Güncelleme Tarihi:
Sene 1995... Epey genciz. Türkçe müziğin en popüler olduğu yıllar. Kıvırcık saçlı, güler yüzlü genç bir adam, elinde gitarıyla şarkı söylüyor, hem de tam ihtiyacımız olan şeyi, ‘Yaz aşkı’nı anlatıyordu. Sözlerini dilimize doladık, ritmiyle dans ettik. Sonra o birbiri ardına yeni şarkılar yaptı ve biz onu dinlemeye devam ettik.
Şarkıcı Ege, başka bir marifetiyle tanıştırıyor şimdi bizi: Yazarlık... Romanının adı ‘İsyan’... Adını, başkarakterinden alıyor. Epey lezzetli bir roman. Her bölümü bir yemek tarifiyle başlıyor. Sonra sizi içine çekip alan bir konusu var.
Hikâye, bir adada geçiyor. Zeytinyağı ve şarap üreten Mahir Bey, bütün görgüsüzlükleri almaya hazır adada muhalefet bayrağını açan bir adam... Bir kızı var, Gülhan büyük gülümsemesiyle herkesi kendine âşık ediyor. Okuldan arkadaş İsyan ve Gülhan’ın sıkı dost olacak anneleri de bu hikâyenin içinde... Ve tabii Dimitri ve diğerleri...
Adamızın adı Tekeli. İsyan, adaya öğretmen annesiyle geliyor. Babası şair bir subay. Nâzım Hikmet hayranı... E memlekette şairi sevenin başı dertten kurtulmadığı gibi babasının da kurtulmuyor. Zaten İsyan da adını buradan alıyor.

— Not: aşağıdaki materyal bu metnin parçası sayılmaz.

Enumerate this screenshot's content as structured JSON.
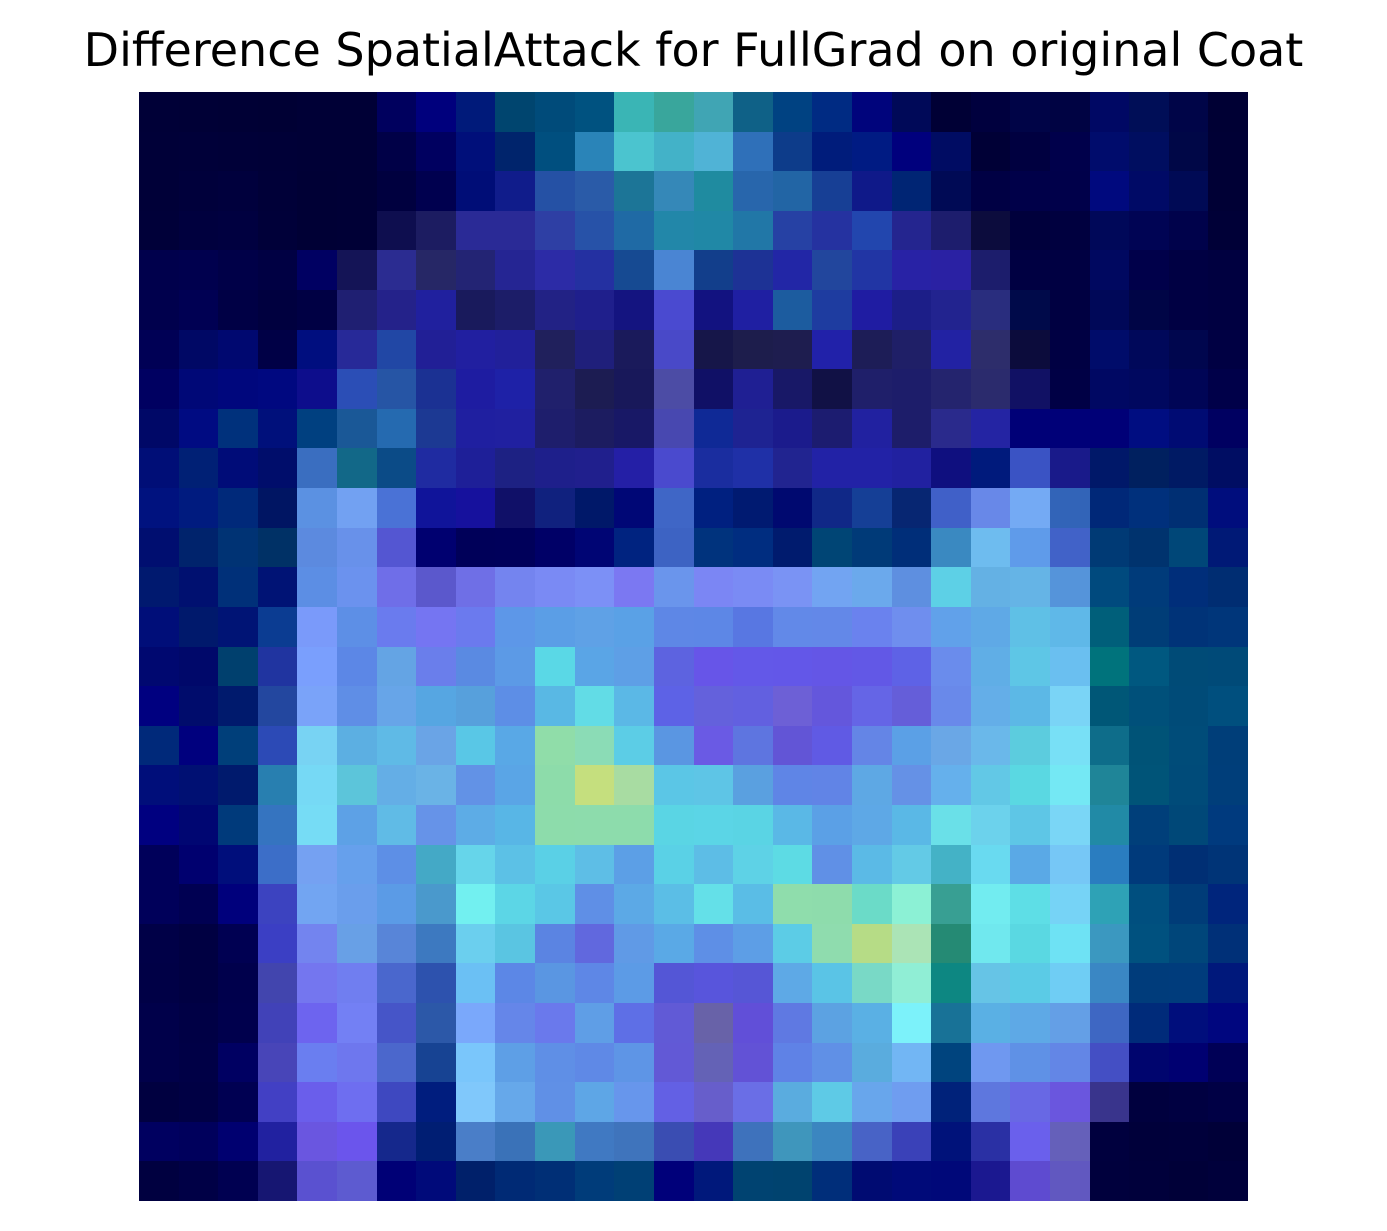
{
  "title": "Difference SpatialAttack for FullGrad on original Coat",
  "image": {
    "description_colors": {
      "background": "#ffffff",
      "dark": "#00003a",
      "mid_blue": "#2b2f9b",
      "cyan": "#5ad8e6",
      "yellow_green": "#c0dd7a"
    },
    "grid_size": 28,
    "pixels": [
      [
        "#000037",
        "#000036",
        "#000035",
        "#000034",
        "#000036",
        "#000036",
        "#00005e",
        "#00007d",
        "#001a7a",
        "#00456f",
        "#004b7a",
        "#005280",
        "#3ab5b5",
        "#39a69c",
        "#40a5b4",
        "#0f6187",
        "#004282",
        "#002b83",
        "#00047c",
        "#000958",
        "#000035",
        "#00003e",
        "#000447",
        "#000343",
        "#000864",
        "#000e57",
        "#000548",
        "#000034"
      ],
      [
        "#000038",
        "#000039",
        "#000038",
        "#000037",
        "#000036",
        "#000036",
        "#000047",
        "#000060",
        "#000f7a",
        "#00246c",
        "#004f7f",
        "#2a84b8",
        "#4bc4cf",
        "#43b2c8",
        "#50b3d6",
        "#2f70b9",
        "#0d3c8a",
        "#001c7b",
        "#001b83",
        "#00007d",
        "#000c63",
        "#000036",
        "#000040",
        "#00004b",
        "#000c6c",
        "#000e60",
        "#000747",
        "#000035"
      ],
      [
        "#000038",
        "#00003b",
        "#00003d",
        "#000038",
        "#000035",
        "#000036",
        "#00003f",
        "#00004f",
        "#000d77",
        "#101c8b",
        "#2551a5",
        "#2a5ba8",
        "#1c7597",
        "#3588b8",
        "#1f8ba0",
        "#2866ac",
        "#2265a5",
        "#173f95",
        "#0f1989",
        "#002574",
        "#000a55",
        "#000044",
        "#000049",
        "#00004a",
        "#00097e",
        "#000a66",
        "#000a55",
        "#000035"
      ],
      [
        "#000039",
        "#00003e",
        "#000040",
        "#000039",
        "#000035",
        "#000036",
        "#0e0e4f",
        "#1c1c61",
        "#2a2a96",
        "#2a2a96",
        "#2e3fa4",
        "#2752a8",
        "#1f6aa5",
        "#2287a9",
        "#2088a6",
        "#2177a7",
        "#2641a4",
        "#2532a0",
        "#2246ae",
        "#24258f",
        "#1d1d6d",
        "#0c0c3d",
        "#00003c",
        "#00003f",
        "#000859",
        "#000454",
        "#00024b",
        "#000037"
      ],
      [
        "#00004c",
        "#00004e",
        "#000048",
        "#000043",
        "#000062",
        "#141456",
        "#2b2c91",
        "#262766",
        "#232474",
        "#252593",
        "#2c2ba6",
        "#2430a1",
        "#164a92",
        "#4a85d3",
        "#123e8b",
        "#1d3295",
        "#2226a6",
        "#22469d",
        "#2135a4",
        "#2822a5",
        "#2a21a3",
        "#1c1d6c",
        "#000042",
        "#000042",
        "#000860",
        "#00004a",
        "#000043",
        "#000040"
      ],
      [
        "#00004d",
        "#000053",
        "#000045",
        "#00003f",
        "#000044",
        "#1f1f72",
        "#24228a",
        "#20209e",
        "#191a5c",
        "#1c1d68",
        "#222285",
        "#1f1f8c",
        "#141480",
        "#4a4ad0",
        "#121280",
        "#1f1fa2",
        "#1c5c9f",
        "#1e3ca0",
        "#1f1ca2",
        "#1c1e88",
        "#22238f",
        "#292d7e",
        "#000a4a",
        "#000041",
        "#000858",
        "#000546",
        "#000043",
        "#000041"
      ],
      [
        "#000055",
        "#000865",
        "#000870",
        "#000046",
        "#000e7f",
        "#272998",
        "#2147a5",
        "#211f96",
        "#211fa0",
        "#21209a",
        "#20205c",
        "#1f1f7b",
        "#1a1a5b",
        "#4949c8",
        "#161649",
        "#1d1d4c",
        "#1e1d4f",
        "#2121a9",
        "#1d1d57",
        "#1f1f67",
        "#2222a3",
        "#2d2d6b",
        "#0c0c3c",
        "#000043",
        "#000c6a",
        "#00085a",
        "#00064e",
        "#000043"
      ],
      [
        "#000061",
        "#000877",
        "#00077d",
        "#000880",
        "#0d0d8c",
        "#2b4eb6",
        "#2655a5",
        "#1b3193",
        "#1e1ca1",
        "#1e21a7",
        "#20206c",
        "#1c1c52",
        "#18185a",
        "#4c4ca5",
        "#101066",
        "#1f1f93",
        "#181867",
        "#111145",
        "#1f1f6a",
        "#1d1d6a",
        "#24246e",
        "#2b2b6d",
        "#111164",
        "#000045",
        "#000863",
        "#00085f",
        "#000556",
        "#000049"
      ],
      [
        "#000867",
        "#000b82",
        "#00317c",
        "#00107b",
        "#004080",
        "#1a5897",
        "#256ab0",
        "#1c3993",
        "#1f1fa0",
        "#2020a0",
        "#1e1e6c",
        "#1c1c60",
        "#181866",
        "#4848b0",
        "#0f2996",
        "#1e2392",
        "#1b1b8c",
        "#1c1c70",
        "#2121a0",
        "#1d1d6a",
        "#2a2a8c",
        "#2424a3",
        "#000077",
        "#000078",
        "#000077",
        "#000d81",
        "#000b73",
        "#000061"
      ],
      [
        "#000e77",
        "#002075",
        "#000c78",
        "#000d6b",
        "#3a6ec0",
        "#126888",
        "#0b4b87",
        "#1f2ba1",
        "#1e1f98",
        "#1d2183",
        "#1e1f8b",
        "#201f8d",
        "#241fa6",
        "#4a4ace",
        "#1a2d9f",
        "#1f30a7",
        "#212490",
        "#2222a6",
        "#2222a6",
        "#2121a0",
        "#0f0f7f",
        "#001a7c",
        "#3a53c4",
        "#191a8a",
        "#001869",
        "#00205f",
        "#001a64",
        "#000d63"
      ],
      [
        "#00127f",
        "#001b7f",
        "#00297a",
        "#001563",
        "#5b91e2",
        "#72a1f2",
        "#4a72d6",
        "#10149a",
        "#16119d",
        "#101068",
        "#10217e",
        "#001869",
        "#000776",
        "#3f66c6",
        "#002080",
        "#001a71",
        "#000970",
        "#102887",
        "#153f96",
        "#072672",
        "#4060c8",
        "#6888e8",
        "#74aaf4",
        "#3264b8",
        "#002878",
        "#00307c",
        "#002f73",
        "#000d7d"
      ],
      [
        "#000e70",
        "#00236c",
        "#003374",
        "#003166",
        "#5c8adf",
        "#6891ea",
        "#5456d2",
        "#000070",
        "#000059",
        "#00005a",
        "#000067",
        "#000574",
        "#002380",
        "#3d63c3",
        "#00337d",
        "#002d80",
        "#001b6e",
        "#004575",
        "#003a78",
        "#002e79",
        "#3a89c1",
        "#6ebcef",
        "#5f9bea",
        "#4162c8",
        "#003a75",
        "#00336e",
        "#004778",
        "#001976"
      ],
      [
        "#00196f",
        "#001070",
        "#003079",
        "#001375",
        "#5c8ee4",
        "#6b92ee",
        "#6f6ee8",
        "#5b58cc",
        "#6f6fe6",
        "#7484ef",
        "#7a8af4",
        "#7c90f6",
        "#7b78f2",
        "#6a95ec",
        "#7b86f4",
        "#7a8bf4",
        "#7a93f4",
        "#72a4f2",
        "#6ba9ec",
        "#5e8fe0",
        "#5dd0e6",
        "#64b1e4",
        "#65b4e6",
        "#5594da",
        "#004a7e",
        "#003b7a",
        "#002e7a",
        "#002d72"
      ],
      [
        "#000e79",
        "#00196c",
        "#001475",
        "#0b3c92",
        "#7a9afa",
        "#5d8fe6",
        "#6a7bee",
        "#7575f2",
        "#6b7aee",
        "#5d97e8",
        "#5b9ee6",
        "#5fa1e6",
        "#5aa1e6",
        "#5e87e6",
        "#5d87e6",
        "#5877e2",
        "#6289e8",
        "#6388e8",
        "#6a82ee",
        "#6f8eee",
        "#61a1ea",
        "#5fa9e6",
        "#5fc0e6",
        "#5fb8e8",
        "#005f7a",
        "#003d77",
        "#003378",
        "#00367a"
      ],
      [
        "#000870",
        "#00086a",
        "#00406e",
        "#2034a0",
        "#7a9ffd",
        "#5c87e6",
        "#64a4e4",
        "#6a7eeb",
        "#5a8ae2",
        "#5c9ae6",
        "#5ad8e6",
        "#5aa5e6",
        "#5e9fe6",
        "#5d63e0",
        "#6755e8",
        "#6358e8",
        "#6357e8",
        "#6456e6",
        "#6258e6",
        "#5e62e6",
        "#6a8cec",
        "#60aee6",
        "#5ec6e6",
        "#6abff0",
        "#00737c",
        "#005880",
        "#004b77",
        "#004a78"
      ],
      [
        "#000080",
        "#000c6c",
        "#001a6d",
        "#23479f",
        "#7aa3f9",
        "#5f8ee6",
        "#67a5e8",
        "#56a6e2",
        "#57a0dc",
        "#5d8ee6",
        "#59b8e4",
        "#62dce6",
        "#5bb8e6",
        "#5d62e6",
        "#6461dc",
        "#6260e0",
        "#6d60d6",
        "#6457dc",
        "#6565e6",
        "#655ed9",
        "#6989ea",
        "#64aee8",
        "#5cb8e6",
        "#7ad4f6",
        "#005777",
        "#00507a",
        "#004b78",
        "#004f7e"
      ],
      [
        "#00297a",
        "#00007e",
        "#003f7a",
        "#2c4ab6",
        "#78d3f3",
        "#5cafe2",
        "#5fbae6",
        "#6aa4e6",
        "#59c7e6",
        "#59a8e6",
        "#90dda9",
        "#8bdcb6",
        "#5ccde6",
        "#5a96e2",
        "#6a5ae4",
        "#5e75e0",
        "#6255d6",
        "#605ae4",
        "#6485e6",
        "#5ba0e6",
        "#6aa7e6",
        "#6ab8ea",
        "#5cccde",
        "#78e0f6",
        "#0e6d8a",
        "#005377",
        "#004c79",
        "#003e79"
      ],
      [
        "#000e7a",
        "#001073",
        "#001a6d",
        "#287fb0",
        "#76d9f5",
        "#5cc5da",
        "#64aee6",
        "#6ab3e6",
        "#6292e6",
        "#5aa5e6",
        "#8ddcaa",
        "#c5df7e",
        "#a8dca2",
        "#5bc6e6",
        "#5ec5e6",
        "#5aa0e0",
        "#5f85e6",
        "#6184e6",
        "#5ea8e4",
        "#6591e6",
        "#65b0ec",
        "#62c8e6",
        "#5ad8e2",
        "#74e8f4",
        "#1f8598",
        "#005478",
        "#004b79",
        "#003e7a"
      ],
      [
        "#000080",
        "#000672",
        "#003a7b",
        "#3574c0",
        "#76dcf5",
        "#5da1e6",
        "#60bbe6",
        "#6693e8",
        "#5dace6",
        "#58b6e6",
        "#8ddcab",
        "#8ddcac",
        "#8ddcac",
        "#5ad5e4",
        "#5bd5e6",
        "#5ad4e4",
        "#5ab8e6",
        "#5ba0e6",
        "#5ea8e6",
        "#5ab8e6",
        "#6ae0e8",
        "#6cd2ec",
        "#5ec6e6",
        "#7ad6f6",
        "#218aa6",
        "#003f7a",
        "#004878",
        "#003a7e"
      ],
      [
        "#00005a",
        "#00006f",
        "#000e7b",
        "#3c6ec8",
        "#75a1f2",
        "#66a0ec",
        "#5d8fe6",
        "#44a9c6",
        "#66d5ea",
        "#5cc1e6",
        "#5ad0e6",
        "#5ebee6",
        "#5c9fe6",
        "#5ad1e6",
        "#5dbde6",
        "#5ed2e6",
        "#5ddbe4",
        "#6090e6",
        "#5bbae6",
        "#63cae6",
        "#44b2c6",
        "#69daf0",
        "#5aa9e6",
        "#76c7f6",
        "#2a7dc0",
        "#003a7b",
        "#002f74",
        "#003477"
      ],
      [
        "#00005a",
        "#000052",
        "#00007c",
        "#3c43c0",
        "#72a5f2",
        "#6a9eec",
        "#5b9be6",
        "#4a99cc",
        "#72f0f0",
        "#5cd6e6",
        "#5ac7e6",
        "#5f8fe6",
        "#5ca9e6",
        "#5bbee6",
        "#64e0e8",
        "#5abde6",
        "#8fddac",
        "#8edcac",
        "#6bdbc8",
        "#8cf1d5",
        "#389f93",
        "#72ecf0",
        "#5edee6",
        "#76d3f6",
        "#2ea2b6",
        "#004f7f",
        "#003c78",
        "#00257c"
      ],
      [
        "#000047",
        "#000042",
        "#000052",
        "#3b3fc4",
        "#7384ef",
        "#68a0e6",
        "#5885d8",
        "#3d79c0",
        "#6bcfee",
        "#5ac5e2",
        "#5b84e2",
        "#6168de",
        "#609ae6",
        "#5aa9e6",
        "#5e8fe6",
        "#5d9ee6",
        "#5ccce6",
        "#8fdcae",
        "#b6dc86",
        "#abe4b6",
        "#258a74",
        "#70e8ee",
        "#5ad8e2",
        "#6ee2f4",
        "#3b98c0",
        "#00517f",
        "#00467a",
        "#003078"
      ],
      [
        "#000046",
        "#000042",
        "#00004c",
        "#4245ae",
        "#7476ef",
        "#707ef0",
        "#4a67cd",
        "#2d52ae",
        "#6bc0f4",
        "#5c87e6",
        "#5a96e2",
        "#5e87e6",
        "#5c9be6",
        "#5456d6",
        "#5855dc",
        "#5656d6",
        "#5ea9e6",
        "#5ac4e6",
        "#79d9c6",
        "#90eed5",
        "#0d8782",
        "#66c4e6",
        "#5bcbe6",
        "#6fcdf4",
        "#3a87c4",
        "#003c7b",
        "#003c7c",
        "#00187b"
      ],
      [
        "#00004a",
        "#000045",
        "#00004d",
        "#4142b8",
        "#6d64ef",
        "#7380f4",
        "#4655c8",
        "#2c58a8",
        "#7aa8fb",
        "#6586e9",
        "#6a79ec",
        "#5f9ee6",
        "#5e6fe6",
        "#615ad6",
        "#6862a8",
        "#614fd8",
        "#5f79e2",
        "#5ca2e2",
        "#5ab0e4",
        "#7cf2fa",
        "#187297",
        "#5ab0e4",
        "#5ea9e6",
        "#649fe6",
        "#3e67c3",
        "#002b7a",
        "#000e7c",
        "#00067f"
      ],
      [
        "#00004a",
        "#000046",
        "#000062",
        "#4845b8",
        "#6a7ef0",
        "#6e77ee",
        "#4b67cc",
        "#174393",
        "#7ac6fb",
        "#5e9fe6",
        "#5f8fe6",
        "#5f89e6",
        "#5e95e6",
        "#6259d6",
        "#6462b6",
        "#6252d6",
        "#5f82e6",
        "#6090e6",
        "#5aacde",
        "#72b6f4",
        "#00447e",
        "#6f98f0",
        "#5f91e6",
        "#6386e6",
        "#444fc4",
        "#00056e",
        "#000071",
        "#000056"
      ],
      [
        "#000040",
        "#000044",
        "#000052",
        "#4240c4",
        "#6a5eeb",
        "#6e6ef0",
        "#3e48c0",
        "#001d7e",
        "#80c8fb",
        "#66a8ea",
        "#6090e6",
        "#5ea6e6",
        "#6796ec",
        "#6360e4",
        "#675ecb",
        "#6a6ee6",
        "#5aacdf",
        "#5ecae6",
        "#68a6ec",
        "#6f9df0",
        "#00227a",
        "#5e77de",
        "#6868e4",
        "#6a56de",
        "#39348c",
        "#00003e",
        "#000041",
        "#000045"
      ],
      [
        "#000060",
        "#00005c",
        "#000070",
        "#2121a0",
        "#6a56e0",
        "#6b55ec",
        "#15288c",
        "#001e73",
        "#4a7ec8",
        "#3a72b8",
        "#3a98b8",
        "#4079c2",
        "#3f74bc",
        "#3a4db2",
        "#4538b9",
        "#3e72bc",
        "#3f96bc",
        "#3b86c0",
        "#4863c6",
        "#3a41b8",
        "#00127a",
        "#2a30a4",
        "#6a60ec",
        "#6560ba",
        "#00003e",
        "#00003a",
        "#00003b",
        "#000038"
      ],
      [
        "#000040",
        "#000046",
        "#000051",
        "#161672",
        "#5a51d0",
        "#5d5bd0",
        "#000076",
        "#000a7a",
        "#00206a",
        "#002a75",
        "#002f76",
        "#003c7a",
        "#004075",
        "#00007a",
        "#00187b",
        "#004371",
        "#00436f",
        "#002e7a",
        "#000b72",
        "#000a79",
        "#000879",
        "#1b1890",
        "#5e4bd0",
        "#6158c0",
        "#00003d",
        "#00003b",
        "#000038",
        "#00003b"
      ]
    ]
  }
}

İsyan ve annesi bir gün Mahir Bey’lere yemeğe gider. İşte onun ne kadar mucize bir tadımcı olduğu da o yemekte anlaşılır. Mahir bey, elmas bulmuş gibi sevinir. Sonunda ürününü layıkıyla test edecek birini bulmuştur. O kişi 10 yaşındaki İsyan’dır. İsyan ve annesi Mahir Bey’lerin en yakın dostu olmuştur. Hali vakti yerinde bu aile, evinin bahçesine bir dostlar evi yapmış, Gülhan’ın üç arkadaşını da burada ağırlamasına izin vermiştir.
Bu kitap, bize adada büyüyen bir kız, üç erkek dört arkadaşın, dostluk, aşk, ihanet üçgeninde büyümelerini anlatıyor.
Aslında çocuk da olsalar dünyalarının nasıl da büyüklere benzediğini gösteriyor Ege bize. Belki daha hesapsız ama arzular hep aynı:
Seçilmek, sevilmek...
Çocukluk aşklarının da yaraladığını anlatıyor. Çocukların da bir daha kimseyi sevmeyeceğine yemin edebildiğini... O kadar derin hissedebildiklerini... Dört kafadar... Dördünün de kumaşı farklı. Ama bir aradalar. Ve elbet o farklılıklar yol ayrımlarını da beraberinde getiriyor. Daha fazla detay vermeyelim. Ege bu ilk romanında, hayatın içinden lezzetli bir hikâye sunuyor bize. Bir de not düşelim. ‘İsyan’ın ön kapağının içinde küçük bir fotoğraf var. Bu fotoğrafı akıllı telefonuyla tarayanlar Ege’nin yepyeni yedi şarkısını dinleyebiliyor. Kitabı, bu şarkılar eşliğinde okursanız, bu hikâyenin bir tadı olduğu gibi bir müziği de olduğunu anlarsınız.